Imagine a future in which you climb into the back of your self-driving autonomous vehicle and instruct it to take you on a late-night fast-food run. Imagine also that you're particularly famished that night. Will you be able to tell the robot driver to exceed the posted speed limit to get you to the drive-through window a little more quickly? Or will the robot remind you in a polite but firm synthesized voice that you had to obey traffic laws?
That's a hard question to answer, since level 5 autonomous vehicles — the most autonomous ones equipped to be able to drive in any sort of environment, with no human intervention — are still somewhere way off in the future.
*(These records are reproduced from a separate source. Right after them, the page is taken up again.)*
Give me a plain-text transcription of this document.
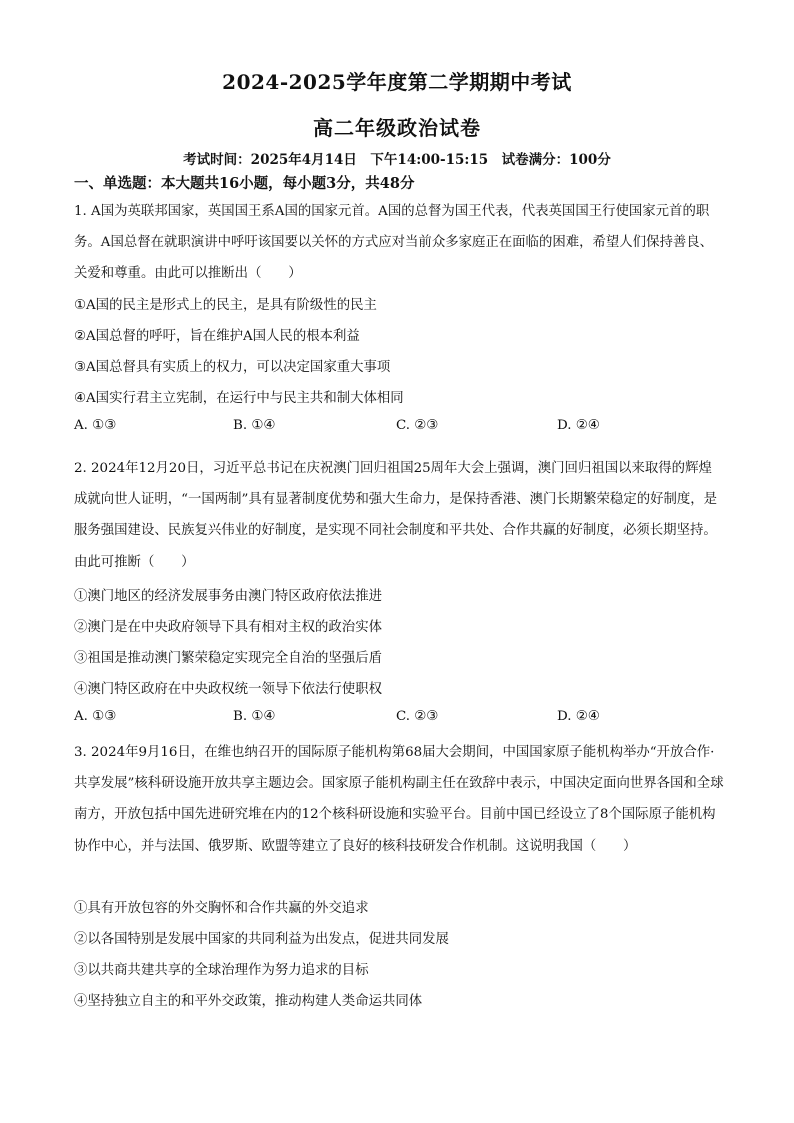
2024-2025学年度第二学期期中考试
高二年级政治试卷
考试时间：2025年4月14日　下午14:00-15:15　试卷满分：100分
一、单选题：本大题共16小题，每小题3分，共48分
1. A国为英联邦国家，英国国王系A国的国家元首。A国的总督为国王代表，代表英国国王行使国家元首的职务。A国总督在就职演讲中呼吁该国要以关怀的方式应对当前众多家庭正在面临的困难，希望人们保持善良、关爱和尊重。由此可以推断出（　　）
①A国的民主是形式上的民主，是具有阶级性的民主
②A国总督的呼吁，旨在维护A国人民的根本利益
③A国总督具有实质上的权力，可以决定国家重大事项
④A国实行君主立宪制，在运行中与民主共和制大体相同
A. ①③	B. ①④	C. ②③	D. ②④
2. 2024年12月20日，习近平总书记在庆祝澳门回归祖国25周年大会上强调，澳门回归祖国以来取得的辉煌成就向世人证明，“一国两制”具有显著制度优势和强大生命力，是保持香港、澳门长期繁荣稳定的好制度，是服务强国建设、民族复兴伟业的好制度，是实现不同社会制度和平共处、合作共赢的好制度，必须长期坚持。由此可推断（　　）
①澳门地区的经济发展事务由澳门特区政府依法推进
②澳门是在中央政府领导下具有相对主权的政治实体
③祖国是推动澳门繁荣稳定实现完全自治的坚强后盾
④澳门特区政府在中央政权统一领导下依法行使职权
A. ①③	B. ①④	C. ②③	D. ②④
3. 2024年9月16日，在维也纳召开的国际原子能机构第68届大会期间，中国国家原子能机构举办“开放合作·共享发展”核科研设施开放共享主题边会。国家原子能机构副主任在致辞中表示，中国决定面向世界各国和全球南方，开放包括中国先进研究堆在内的12个核科研设施和实验平台。目前中国已经设立了8个国际原子能机构协作中心，并与法国、俄罗斯、欧盟等建立了良好的核科技研发合作机制。这说明我国（　　）
①具有开放包容的外交胸怀和合作共赢的外交追求
②以各国特别是发展中国家的共同利益为出发点，促进共同发展
③以共商共建共享的全球治理作为努力追求的目标
④坚持独立自主的和平外交政策，推动构建人类命运共同体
But it seems likely that when robotic cars hit the market, they'll be designed to stick to speed limits, except perhaps when safety requires speeding up.
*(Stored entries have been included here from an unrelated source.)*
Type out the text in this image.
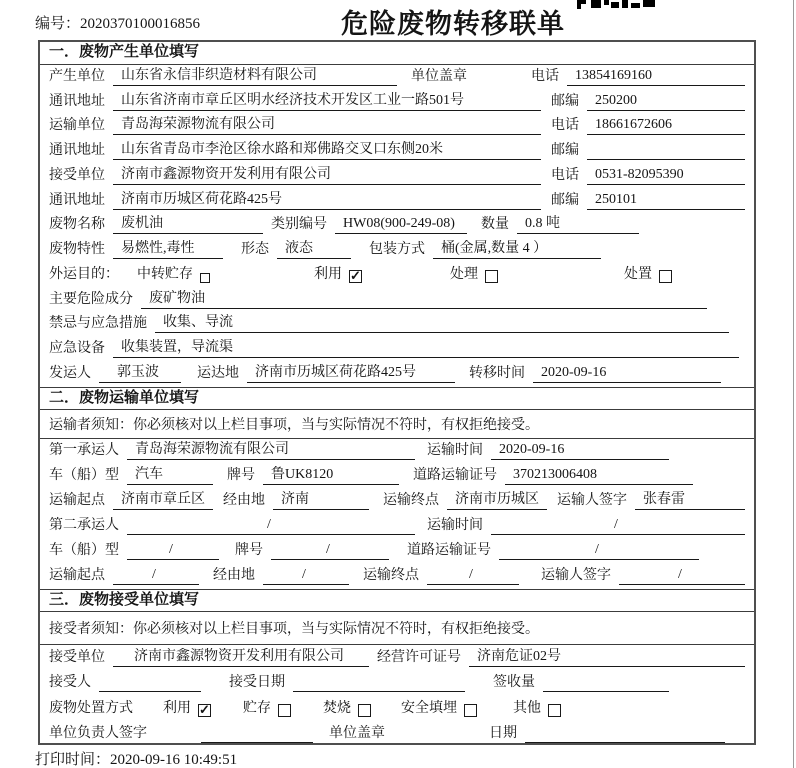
编号：2020370100016856	危险废物转移联单
一．废物产生单位填写
产生单位	山东省永信非织造材料有限公司	单位盖章	电话	13854169160
通讯地址	山东省济南市章丘区明水经济技术开发区工业一路501号	邮编	250200
运输单位	青岛海荣源物流有限公司	电话	18661672606
通讯地址	山东省青岛市李沧区徐水路和郑佛路交叉口东侧20米	邮编
接受单位	济南市鑫源物资开发利用有限公司	电话	0531-82095390
通讯地址	济南市历城区荷花路425号	邮编	250101
废物名称	废机油	类别编号	HW08(900-249-08)	数量	0.8 吨
废物特性	易燃性,毒性	形态	液态	包装方式	桶(金属,数量 4 ）
外运目的： 中转贮存	利用 ✓	处理	处置
主要危险成分	废矿物油
禁忌与应急措施	收集、导流
应急设备	收集装置，导流渠
发运人	郭玉波	运达地	济南市历城区荷花路425号	转移时间	2020-09-16
二．废物运输单位填写
运输者须知：你必须核对以上栏目事项，当与实际情况不符时，有权拒绝接受。
第一承运人	青岛海荣源物流有限公司	运输时间	2020-09-16
车（船）型	汽车	牌号	鲁UK8120	道路运输证号	370213006408
运输起点	济南市章丘区	经由地	济南	运输终点	济南市历城区	运输人签字	张春雷
第二承运人	/	运输时间	/
车（船）型	/	牌号	/	道路运输证号	/
运输起点	/	经由地	/	运输终点	/	运输人签字	/
三．废物接受单位填写
接受者须知：你必须核对以上栏目事项，当与实际情况不符时，有权拒绝接受。
接受单位	济南市鑫源物资开发利用有限公司	经营许可证号	济南危证02号
接受人	接受日期	签收量
废物处置方式 利用 ✓	贮存	焚烧	安全填埋	其他
单位负责人签字	单位盖章	日期
打印时间：2020-09-16 10:49:51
A few years back, when experimental autonomous vehicles, or AVs, first began appearing on American roads, Reuters reported that Google's self-driving cars actually were designed to go up to 10 miles (16 kilometers) faster than the speed limit, when traffic conditions made it necessary. The problem wasn't that the robots get impatient, but rather that human drivers routinely exceed the posted speed limit, and tend to go as fast as they think they can get away with, without getting a ticket. Researchers worried that with all those humans out there careening around madly, it might be dangerous for robots to plod along at the legal limit or lower.
But so far, there aren't any signs that AVs are prone to speeding. In California, the only state that keeps track of accidents involving autonomous vehicles, there have been nearly 50 mishaps reported since 2014. In many of them, it was a human-driven vehicle that rear-ended an AV, often when the robot cautiously slowed to yield to another car or a pedestrian. In other instances, human drivers got frustrated with slow-poke AVs and clipped them as they tried to pass.
According to a 2017 report on speed limits by the National Conference of State Legislatures, government traffic planners envision a future in which AVs most likely will be programmed to not exceed the posted speed limit in an area. Moreover, they're hoping that regimentation will make the roads safer, because it will reduce the danger that develops when the roads are filled with vehicles traveling at varying rates of speed. On the downside, the authors note, a proliferation of law-abiding robots will mean a reduction in the revenue that local and state governments have been getting from ticketing speeders.
But if we ever get to the point where we have enough AVs on the road that we could have robot-only highway routes, networked AVs might be able to travel safely at higher speeds than human drivers. The tech-focused venture capital firm Madrona created a 2017 study envisioning the conversion of U.S. Interstate 5 in the Pacific Northwest into an AV-only road.